Pierre angulaire de leur dispositif sur l’intelligence artificielle (IA), le règlement européen surnommé "AI Act" est en voie de finalisation. Après de nombreux débats, les institutions européennes sont en train de valider le texte final. 

En négociations depuis avril 2021, ce cadre juridique vise à faciliter le développement de ce que la Commission européenne appelle l’IA digne de confiance, en trouvant un équilibre entre soutien à l’innovation, respect des droits fondamentaux, sécurité, adoption des technologies IA, etc.

Certains États ont essayé de renégocier certains points de l’accord politique trouvé le 9 décembre 2023 entre le Conseil de l’UE et le Parlement européen, notamment la France sur les droits d’auteur et les freins à l’innovation, l’Allemagne sur les contraintes pesant sur les PME ou l’Autriche sur la protection des données personnelles. Un compromis a finalement été trouvé entre les institutions. Le texte de l’accord politique a été validé le 2 février par le Comité des Représentants Permanents (COREPER) et le 13 février lors d’un vote conjoint des deux commissions parlementaires du Parlement européen en charge des négociations sur ce texte. Le vote en Conseil des Ministres et en session plénière du Parlement européen, en avril prochain, ne devrait donc être plus qu’une formalité.  

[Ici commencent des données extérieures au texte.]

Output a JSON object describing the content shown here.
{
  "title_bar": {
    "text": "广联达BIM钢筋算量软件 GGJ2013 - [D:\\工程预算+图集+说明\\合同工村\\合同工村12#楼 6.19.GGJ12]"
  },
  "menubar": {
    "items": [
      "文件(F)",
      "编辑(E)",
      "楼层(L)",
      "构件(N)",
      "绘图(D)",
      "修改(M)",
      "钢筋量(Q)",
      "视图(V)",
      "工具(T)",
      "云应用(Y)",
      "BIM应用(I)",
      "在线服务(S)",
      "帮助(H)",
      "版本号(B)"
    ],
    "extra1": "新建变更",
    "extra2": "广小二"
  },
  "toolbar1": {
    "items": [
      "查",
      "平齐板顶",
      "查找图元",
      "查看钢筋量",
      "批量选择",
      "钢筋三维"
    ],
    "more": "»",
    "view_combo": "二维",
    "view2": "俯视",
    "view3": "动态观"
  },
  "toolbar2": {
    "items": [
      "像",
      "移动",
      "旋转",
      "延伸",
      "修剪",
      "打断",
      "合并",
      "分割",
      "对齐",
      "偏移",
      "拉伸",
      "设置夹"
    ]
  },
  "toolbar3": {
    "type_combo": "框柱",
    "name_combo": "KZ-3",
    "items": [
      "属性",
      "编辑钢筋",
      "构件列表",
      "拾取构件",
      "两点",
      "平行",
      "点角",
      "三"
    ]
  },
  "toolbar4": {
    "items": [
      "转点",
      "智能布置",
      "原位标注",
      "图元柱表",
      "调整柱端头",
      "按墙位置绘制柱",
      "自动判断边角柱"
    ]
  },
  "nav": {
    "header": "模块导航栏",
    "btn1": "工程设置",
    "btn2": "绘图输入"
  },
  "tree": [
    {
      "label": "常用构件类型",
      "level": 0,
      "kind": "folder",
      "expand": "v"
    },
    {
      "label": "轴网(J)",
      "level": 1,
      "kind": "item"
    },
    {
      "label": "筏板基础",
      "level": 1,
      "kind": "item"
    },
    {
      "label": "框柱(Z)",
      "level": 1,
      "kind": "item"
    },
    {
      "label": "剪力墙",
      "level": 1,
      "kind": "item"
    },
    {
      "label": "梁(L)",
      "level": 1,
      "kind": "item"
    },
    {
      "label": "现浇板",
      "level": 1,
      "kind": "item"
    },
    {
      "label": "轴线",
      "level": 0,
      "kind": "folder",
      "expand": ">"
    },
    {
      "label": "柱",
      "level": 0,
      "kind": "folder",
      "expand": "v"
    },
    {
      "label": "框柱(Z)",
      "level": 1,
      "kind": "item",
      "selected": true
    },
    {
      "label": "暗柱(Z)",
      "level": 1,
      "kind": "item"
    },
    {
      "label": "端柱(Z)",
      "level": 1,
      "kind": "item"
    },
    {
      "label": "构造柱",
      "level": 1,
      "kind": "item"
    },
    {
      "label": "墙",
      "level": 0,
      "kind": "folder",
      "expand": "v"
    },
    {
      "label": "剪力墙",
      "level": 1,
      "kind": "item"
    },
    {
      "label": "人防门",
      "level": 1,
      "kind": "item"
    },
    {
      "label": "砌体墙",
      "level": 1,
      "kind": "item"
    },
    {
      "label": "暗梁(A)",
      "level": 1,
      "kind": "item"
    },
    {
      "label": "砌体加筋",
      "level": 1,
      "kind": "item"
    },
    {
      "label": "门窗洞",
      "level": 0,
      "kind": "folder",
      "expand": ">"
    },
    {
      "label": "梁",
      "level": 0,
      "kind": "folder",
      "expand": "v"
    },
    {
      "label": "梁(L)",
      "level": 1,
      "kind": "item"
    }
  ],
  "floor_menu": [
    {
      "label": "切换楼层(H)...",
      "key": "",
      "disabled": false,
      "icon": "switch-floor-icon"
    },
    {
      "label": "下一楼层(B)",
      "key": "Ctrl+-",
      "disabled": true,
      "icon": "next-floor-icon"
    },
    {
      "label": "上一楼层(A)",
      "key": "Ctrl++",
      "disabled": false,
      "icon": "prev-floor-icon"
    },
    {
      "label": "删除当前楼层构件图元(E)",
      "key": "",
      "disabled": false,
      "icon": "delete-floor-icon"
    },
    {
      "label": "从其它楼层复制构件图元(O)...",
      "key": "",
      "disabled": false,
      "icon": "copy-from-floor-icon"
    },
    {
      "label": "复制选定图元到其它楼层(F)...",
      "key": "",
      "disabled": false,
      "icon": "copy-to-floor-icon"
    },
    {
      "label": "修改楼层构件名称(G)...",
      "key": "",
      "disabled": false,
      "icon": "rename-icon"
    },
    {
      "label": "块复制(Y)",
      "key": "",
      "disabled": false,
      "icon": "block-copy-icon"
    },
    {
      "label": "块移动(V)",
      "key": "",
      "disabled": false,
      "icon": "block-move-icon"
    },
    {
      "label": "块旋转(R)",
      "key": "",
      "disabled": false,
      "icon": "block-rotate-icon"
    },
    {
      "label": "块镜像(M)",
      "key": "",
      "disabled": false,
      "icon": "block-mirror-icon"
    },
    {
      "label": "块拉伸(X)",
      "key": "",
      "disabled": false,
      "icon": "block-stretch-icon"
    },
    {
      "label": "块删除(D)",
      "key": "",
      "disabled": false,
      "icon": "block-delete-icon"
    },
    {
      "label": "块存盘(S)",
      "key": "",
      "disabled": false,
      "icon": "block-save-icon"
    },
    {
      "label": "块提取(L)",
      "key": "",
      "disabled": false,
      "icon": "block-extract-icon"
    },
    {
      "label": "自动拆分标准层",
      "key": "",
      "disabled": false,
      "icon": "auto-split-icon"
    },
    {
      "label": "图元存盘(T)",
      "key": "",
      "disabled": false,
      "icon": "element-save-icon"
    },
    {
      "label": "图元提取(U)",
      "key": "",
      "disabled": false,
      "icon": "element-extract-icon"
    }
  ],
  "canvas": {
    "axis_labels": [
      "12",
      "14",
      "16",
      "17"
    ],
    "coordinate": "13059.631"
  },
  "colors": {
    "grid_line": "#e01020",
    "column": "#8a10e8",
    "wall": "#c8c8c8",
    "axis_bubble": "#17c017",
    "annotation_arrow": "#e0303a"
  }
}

Parmi les principales mesures proposées dans ce texte de l’"AI Act", la Commission classe les systèmes IA en fonction des risques qu’ils sont susceptibles d’entrainer. Les systèmes IA présentant un risque inacceptable pour les droits fondamentaux des personnes seront interdits. La catégorisation biométrique des personnes physiques pour déduire certaines caractéristiques de la personne, la notation sociale à des fins publiques et privées, la reconnaissance des émotions sur le lieu de travail font partie de ces interdictions. Autre catégorie: les "systèmes IA présentant un haut risque" seront encadrés et évalués régulièrement. En cas de risque minimal, en revanche, aucune obligation autre que la règlementation en vigueur ne s’imposera aux développeurs de systèmes. 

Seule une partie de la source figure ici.